2. Wspominałem ten dzień (I was recalling the day). They sing, “I mentioned that day, if it were yesterday, I mentioned that day, when the lilacs were in bloom.”
3. Czarna Mańka (Black Mańka). It is somewhat inevitable that she puts in an appearance, the story of a beautiful dark lady of the suburbs – ‘a lover of suckers who pay for her body’ – who one day falls madly in love with a thief and all round bad guy who does not care for her and uses her. One version of the story has him knifing him, in another she kills herself in despair.
4. Rum Helka, a drinking song.
5. W Saskim Ogrodzie (In the Saxon Garden)
6. Nie Ma Cwaniaka Nad Warszawiaka (There’s no-one smarter than a Warsaw guy) – these last two were both popularised by Stanisław Grzesiuk. Grzesiuk (1918-63) lived in the poor Warsaw district of Czerniaków. In 1940 he was sent to Germany as a slave worker, and somehow survived imprisonment in Dachau and Mauthausen-Gusen concentration camps. He returned to Poland with a legacy of tuberculosis which shortened his life.
He published a book in 1958 about his experiences in the camps, as well as a book of reminisces of pre-war Warsaw. As a singer he popularised many of the songs of that ‘golden age’, mostly street ballads using the slang and dialect of the working class districts eradicated by the war. In the song Nie Ma Cwaniaka Nad Warszawiaka – which tells us how no-one can suppress the spirit of a Varsovian or outsmart them, especially a little guy with a moustache – a ‘Hiszpan’ meant a dead body or corpse, a term which referred to the Spanish Influenza epidemic of the 20’s.
Janek and His Combo play these songs to a small but appreciate audience, which grows swells as people exit from the cinema in the basement and stop and smile and gently applaud.

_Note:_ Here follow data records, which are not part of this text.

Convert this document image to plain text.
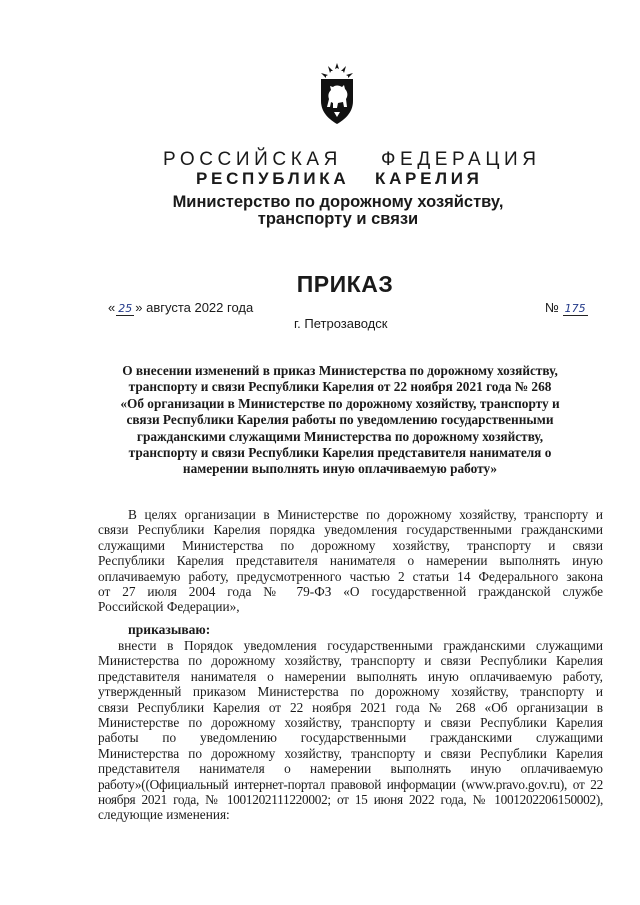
РОССИЙСКАЯ ФЕДЕРАЦИЯ
РЕСПУБЛИКА КАРЕЛИЯ
Министерство по дорожному хозяйству,
транспорту и связи
ПРИКАЗ
« 25 » августа 2022 года	№ 175
г. Петрозаводск
О внесении изменений в приказ Министерства по дорожному хозяйству,
транспорту и связи Республики Карелия от 22 ноября 2021 года № 268
«Об организации в Министерстве по дорожному хозяйству, транспорту и
связи Республики Карелия работы по уведомлению государственными
гражданскими служащими Министерства по дорожному хозяйству,
транспорту и связи Республики Карелия представителя нанимателя о
намерении выполнять иную оплачиваемую работу»
В целях организации в Министерстве по дорожному хозяйству, транспорту и
связи Республики Карелия порядка уведомления государственными гражданскими
служащими Министерства по дорожному хозяйству, транспорту и связи
Республики Карелия представителя нанимателя о намерении выполнять иную
оплачиваемую работу, предусмотренного частью 2 статьи 14 Федерального закона
от 27 июля 2004 года № 79-ФЗ «О государственной гражданской службе
Российской Федерации»,
приказываю:
внести в Порядок уведомления государственными гражданскими служащими
Министерства по дорожному хозяйству, транспорту и связи Республики Карелия
представителя нанимателя о намерении выполнять иную оплачиваемую работу,
утвержденный приказом Министерства по дорожному хозяйству, транспорту и
связи Республики Карелия от 22 ноября 2021 года № 268 «Об организации в
Министерстве по дорожному хозяйству, транспорту и связи Республики Карелия
работы по уведомлению государственными гражданскими служащими
Министерства по дорожному хозяйству, транспорту и связи Республики Карелия
представителя нанимателя о намерении выполнять иную оплачиваемую
работу»((Официальный интернет-портал правовой информации (www.pravo.gov.ru), от 22
ноября 2021 года, № 1001202111220002; от 15 июня 2022 года, № 1001202206150002),
следующие изменения:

Earlier in the day, the city commemorated the anniversary of the 1944 Warsaw Uprising. Most people on the street or in the shopping arcades are carrying small memorial plastic flags with the Kotwica, symbol of the Polish Secret State and Armia Krajowa (Home Army). The P and the W merge to create an anchor shape (kotwica). The initials are an abbreviation of “Pomścimy Wawer” (“We will avenge Wawer”), one of the first large scale massacres of Polish civilians in the war. There are some re-enactment groups spread about the city, ceremonies and events in various parks organized by the Uprising Museum. After dusk, one of the skyscrapers in the financial district left on a series of lights on different floors rooms to mark out the shape of the Kotwica.
As we walk back through the quiet streets, we lose count of the candles and flowers placed at every street corner where there is any kind of plaque commemorating the last stand of a particular individual or fighting unit. Down alleyways and behind buildings, glimpses of small dancing lights of the flames in red and yellow glass globes.